Orkestra grup jangkrik,
mengalun merdu bak simfoni Bethoven
 
Cicicit… cicicit….
Emprit-emprit lepas landas,
terbang tinggi,
bebas tanpa batas
 
Kuningnya padi,
merunduk tersipu malu,
terkena sentuhan lembut nan sejuk angin semilir
 
Blarrr… blarrr….
Deburan ombak terdengar megah,
mendekati bibir pantai perlahan nan anggun
menyeka ladang pasir cokelat terang
 
Lalu bergerak mundur,
sembari meninggalkan sekeping kerang,
berisi sebutir mutiara bulat cantik jelita, putih nan berseri
 
Hening,
sunyi,
penuh kedamaian
 
Hijaunya cemara,
berbaris rapi nan tegak laksana tentara,
diatapi langit biru cerah berplafon awan putih tipis
 
Seekor luwak,
asyik menikmati sebiji kopi hitam kemerahan
Kraus… nyam… nyam….
Dia mengolahnya begitu lihai,
menghasilkan biji kopi termahal dan berkelas tinggi
 
Sejenak,
kita tinggalkan korupsi, kriminal dan resesi ekonomi
Demi mencicipi secuil hidangan alami di negeri ini
 
 
 
Deni I. Dahlan.
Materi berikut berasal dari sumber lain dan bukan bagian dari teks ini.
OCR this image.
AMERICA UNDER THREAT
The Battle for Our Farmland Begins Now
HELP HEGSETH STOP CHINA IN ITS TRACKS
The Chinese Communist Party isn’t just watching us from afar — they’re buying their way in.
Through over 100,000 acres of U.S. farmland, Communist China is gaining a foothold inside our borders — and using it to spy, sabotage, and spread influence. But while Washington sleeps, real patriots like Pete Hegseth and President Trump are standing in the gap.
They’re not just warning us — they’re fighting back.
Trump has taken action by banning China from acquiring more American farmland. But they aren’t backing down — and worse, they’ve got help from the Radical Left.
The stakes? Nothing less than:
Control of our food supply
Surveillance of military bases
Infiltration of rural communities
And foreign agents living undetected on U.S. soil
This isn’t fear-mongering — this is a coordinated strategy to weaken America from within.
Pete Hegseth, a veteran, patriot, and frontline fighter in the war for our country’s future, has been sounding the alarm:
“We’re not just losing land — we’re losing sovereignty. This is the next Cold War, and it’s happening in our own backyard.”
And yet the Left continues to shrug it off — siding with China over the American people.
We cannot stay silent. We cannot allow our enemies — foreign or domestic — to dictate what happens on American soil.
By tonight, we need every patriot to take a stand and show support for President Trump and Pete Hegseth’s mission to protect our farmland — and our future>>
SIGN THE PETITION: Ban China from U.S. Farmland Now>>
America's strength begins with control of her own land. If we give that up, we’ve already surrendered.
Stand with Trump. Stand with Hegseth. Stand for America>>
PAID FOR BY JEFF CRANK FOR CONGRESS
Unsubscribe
Tinggal di Banyuwangi. Penulis sering mengikuti lomba puisi, cerpen, dan sayembara lain. Cerpennya pernah mendapat Juara 3 dalam Lomba Mengarang Cerpen Berbahasa Using tahun 2015. Karyanya dibukukan dalam buku antologi cerpen berbahasa Using “Kembang Ronce 2014” & “Kembang Ronce 2015”, buku antologi bersama Ahmad Rifa’i Rifan “Ketika Mencintai Tak Bisa Memiliki”, serta buku antologi puisi “Cahaya Keluarga” dan “Dua Menit Satu Detik”.